100.YILIMIZDA 23 NİSAN
Türkiye Cumhuriyeti Devletimizin Banisi Gazi Mustafa Kemal
ATATÜRK’ümüzün; yalnızca, Cennet Vatan ülkemiz TÜRKİYE’mizin değil, Dünya
Çocuklarına tümüne armağan ettiği “23 Nisan Ulusal ve Egemenlik Çocuk
Bayramımız” ın bugün 100 üncü yıldönümü. Ne mutlu bu ulusun evladı olarak
önelcikle bize sonra dünya ulusunun çocuklarına. Büyük Atamızın bu anlamlı ve
önemli armağanı ve bayramımız nedeniyle başta Gazi ATATÜRK olmak üzere tüm
değerlerimize en kalbi duygularımızla rahmet ve dualar gönderiyoruz. Bayramımız
kutlu ve mutlu olsun.
BAYRAMIMIZIN ÖNEMİ VE 23 NİSAN TARİHİNİN ANLAMI
Ulusça ayrımsız Türk milletimizin hür iradesini temsili olan İlk Büyük Millet
Meclisimizin uran-ı Kerim okunarak açıldığı ve Türk ulusumuzun egemenliğinin
tüm dünyaya ilân ettiği tarihtin adıdır bundan tam bir asır önce yani 100 yıl önce 23
NİSAN 1920. Daha sonra ise; Gazi ATATÜRK, 23 Nisan 1924'te '23 Nisan' gününü
BAYRAM olarak kutlanmasına karar vermiştir. Bu tarihten 5 yıl sonra da yani tarihler
23 Nisan 1929 u gösterdiğinde ATATÜRK bu ANLAMLI bayramı yazımızın
girişinde de belirttiğimiz üzere; biz çocuklara armağan etmiş ve 23 Nisan 1929 da ilk
kez Çocuk Bayramı olarak da ülkemizde kutlanmaya başlanmıştır.

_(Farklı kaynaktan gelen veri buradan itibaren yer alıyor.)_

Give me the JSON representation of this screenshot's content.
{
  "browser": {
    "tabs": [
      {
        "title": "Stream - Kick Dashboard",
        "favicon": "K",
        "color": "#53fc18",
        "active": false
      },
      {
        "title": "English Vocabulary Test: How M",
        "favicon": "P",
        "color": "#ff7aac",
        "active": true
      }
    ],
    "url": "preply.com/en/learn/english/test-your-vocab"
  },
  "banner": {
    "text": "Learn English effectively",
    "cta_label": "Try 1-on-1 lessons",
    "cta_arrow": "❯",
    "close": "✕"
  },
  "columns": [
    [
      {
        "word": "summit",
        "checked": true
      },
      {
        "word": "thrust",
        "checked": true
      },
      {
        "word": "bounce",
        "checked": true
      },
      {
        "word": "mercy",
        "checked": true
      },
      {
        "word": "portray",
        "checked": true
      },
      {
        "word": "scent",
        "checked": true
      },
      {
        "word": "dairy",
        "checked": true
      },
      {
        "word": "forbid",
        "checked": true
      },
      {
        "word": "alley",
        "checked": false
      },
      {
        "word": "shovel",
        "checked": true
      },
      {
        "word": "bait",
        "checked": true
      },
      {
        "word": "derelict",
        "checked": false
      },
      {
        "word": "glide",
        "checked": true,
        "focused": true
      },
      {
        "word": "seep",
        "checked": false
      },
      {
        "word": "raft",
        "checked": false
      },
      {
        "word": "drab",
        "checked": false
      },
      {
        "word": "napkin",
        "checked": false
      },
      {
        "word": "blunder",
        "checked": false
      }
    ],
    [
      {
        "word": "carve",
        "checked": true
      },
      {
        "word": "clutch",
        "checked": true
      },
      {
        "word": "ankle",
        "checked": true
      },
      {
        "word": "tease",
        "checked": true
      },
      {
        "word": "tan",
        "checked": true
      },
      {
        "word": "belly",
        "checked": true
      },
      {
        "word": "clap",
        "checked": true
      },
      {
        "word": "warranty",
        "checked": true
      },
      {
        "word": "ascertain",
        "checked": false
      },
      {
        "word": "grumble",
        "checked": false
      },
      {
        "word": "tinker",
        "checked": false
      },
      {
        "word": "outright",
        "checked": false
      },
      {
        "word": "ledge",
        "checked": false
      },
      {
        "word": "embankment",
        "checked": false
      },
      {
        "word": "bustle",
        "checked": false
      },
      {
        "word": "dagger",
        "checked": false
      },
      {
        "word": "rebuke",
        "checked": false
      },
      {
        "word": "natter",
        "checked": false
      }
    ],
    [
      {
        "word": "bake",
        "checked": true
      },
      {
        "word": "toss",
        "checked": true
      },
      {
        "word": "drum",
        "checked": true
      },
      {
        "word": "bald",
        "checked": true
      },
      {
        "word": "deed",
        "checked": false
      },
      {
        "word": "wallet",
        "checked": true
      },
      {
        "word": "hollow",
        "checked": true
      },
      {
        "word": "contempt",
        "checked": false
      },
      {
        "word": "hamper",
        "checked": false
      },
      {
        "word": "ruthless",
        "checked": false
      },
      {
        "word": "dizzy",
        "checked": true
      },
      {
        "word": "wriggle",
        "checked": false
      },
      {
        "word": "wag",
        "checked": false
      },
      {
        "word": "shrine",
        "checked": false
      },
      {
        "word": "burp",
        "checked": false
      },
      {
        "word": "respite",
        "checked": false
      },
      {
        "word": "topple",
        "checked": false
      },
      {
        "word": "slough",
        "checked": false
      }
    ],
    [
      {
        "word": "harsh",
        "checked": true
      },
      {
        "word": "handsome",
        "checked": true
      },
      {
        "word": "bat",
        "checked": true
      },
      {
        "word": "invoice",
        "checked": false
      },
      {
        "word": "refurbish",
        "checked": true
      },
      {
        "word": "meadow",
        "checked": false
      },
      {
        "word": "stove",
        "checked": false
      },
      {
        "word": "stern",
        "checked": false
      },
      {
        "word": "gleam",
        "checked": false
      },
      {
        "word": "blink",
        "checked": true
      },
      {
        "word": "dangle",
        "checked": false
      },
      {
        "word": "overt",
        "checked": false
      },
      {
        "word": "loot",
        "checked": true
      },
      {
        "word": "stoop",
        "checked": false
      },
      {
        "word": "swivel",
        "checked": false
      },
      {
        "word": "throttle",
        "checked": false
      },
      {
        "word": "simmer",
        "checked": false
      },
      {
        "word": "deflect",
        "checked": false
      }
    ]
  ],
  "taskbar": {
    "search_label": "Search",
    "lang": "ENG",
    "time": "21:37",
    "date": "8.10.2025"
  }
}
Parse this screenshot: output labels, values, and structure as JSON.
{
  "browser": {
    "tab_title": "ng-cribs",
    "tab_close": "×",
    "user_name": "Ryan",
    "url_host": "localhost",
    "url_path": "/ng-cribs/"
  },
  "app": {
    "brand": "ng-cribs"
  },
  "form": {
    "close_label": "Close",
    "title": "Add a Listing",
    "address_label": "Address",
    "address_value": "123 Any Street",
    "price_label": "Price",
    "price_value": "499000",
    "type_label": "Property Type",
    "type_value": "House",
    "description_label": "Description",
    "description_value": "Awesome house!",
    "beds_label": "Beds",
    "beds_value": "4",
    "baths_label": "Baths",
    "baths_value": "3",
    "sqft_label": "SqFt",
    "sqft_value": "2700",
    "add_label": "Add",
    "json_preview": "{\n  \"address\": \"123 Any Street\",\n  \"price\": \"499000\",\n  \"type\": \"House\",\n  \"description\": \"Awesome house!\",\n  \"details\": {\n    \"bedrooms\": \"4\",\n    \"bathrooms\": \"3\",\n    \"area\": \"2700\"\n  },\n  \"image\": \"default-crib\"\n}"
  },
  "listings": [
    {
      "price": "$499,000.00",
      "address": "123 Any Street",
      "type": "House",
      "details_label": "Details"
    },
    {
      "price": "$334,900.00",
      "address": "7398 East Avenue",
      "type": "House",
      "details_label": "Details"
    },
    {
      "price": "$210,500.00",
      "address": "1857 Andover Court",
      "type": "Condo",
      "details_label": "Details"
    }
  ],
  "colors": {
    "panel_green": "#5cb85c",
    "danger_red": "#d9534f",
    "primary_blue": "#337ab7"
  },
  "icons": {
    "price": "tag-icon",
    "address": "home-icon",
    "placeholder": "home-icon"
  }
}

1979 YILI İTİBARIYLA DA DÜNYA İLE 23 NİSAN BAYRAMIMIZI KUTLUYORUZ
Ve aradan geçen yarım asırdan sonrada 1979 yılında, yine ilk olarak 6 ülkenin
iştirakiyle uluslararasına taşıdığımız bu anlam ve önem arz eden millî bayramımıza,
ortalama olarak her sene 40 dolayında ülkeden gelen ve Türk çocuklarının evinde
misafiri olan yabancı ülke çocukları da katılmaktadır. Dünya’da çocuklarına bayram
hediye eden ve bu bayramı bütün dünya ile paylaşan ilk ve tek ülke TÜRKİYE’dir.
HER TÜRK YURTTAŞININ BİLMESİ GEREKEN EGEMENLİĞİN AYRICALIKLARI
“Bütün cihan bilmelidir ki artık bu devletin ve bu milletin başında hiçbir kuvvet
yoktur, hiçbir makam yoktur. Yalnız bir kuvvet vardır. O da millî egemenliktir.
Yalnız bir makam vardır. O da milletin kalbi, vicdanı ve
mevcudiyetidir.” Anayasamızın “Egemenlik” başlıklı 6. maddesi aynen şöyle
demektedir: “Egemenlik, kayıtsız şartsız Milletindir. Türk Milleti, egemenliğini,
Anayasanın koyduğu esaslara göre, yetkili organları eliyle kullanır.
Egemenliğin kullanılması, hiçbir surette hiçbir kişiye, zümreye veya sınıfa
bırakılamaz. Hiçbir kimse veya organ kaynağını Anayasadan almayan bir Devlet
yetkisi kullanamaz.”Toplumda hiçbir kimse, hiçbir zümre, hiçbir sınıf ya da gurup,
doğrudan üstün emretme gücüne sahip olamaz. Toplumda üstün emretme
gücünün tek kaynağı ve tek sahibi milletin kendisidir.
Millî Egemenliğin en kısa tanımı şudur; “Egemenliğin tek meşru kaynağı ve sahibi
Millettir.” Millet iradesi, fertlerin iradelerinin bir araya gelmesinden ve
kaynaşmasından oluşmaktadır. Millî egemenlik, milletin bölünmez iradesini temsil
eder. ATATÜRK, “Türküm” diyen her insanın vatan toprakları üstünde ayrıcalıksız
ve kaynaşmış bir Türk ulusunu temsil ettiğini özellikle vurgulamıştır. “Egemenlik
Kayıtsız Şartsız Ulusun Olacaktır” ilkesi doğrultusunda hiç bir güç, hiç bir iç ve dış
kuvvet bu hakkı ulusun elinden alamaz. Ulusumuz, en kutsal varlığı olan
bağımsızlığını gerektiğinde canı pahasına korumuştur ve her zaman da koruyacaktır.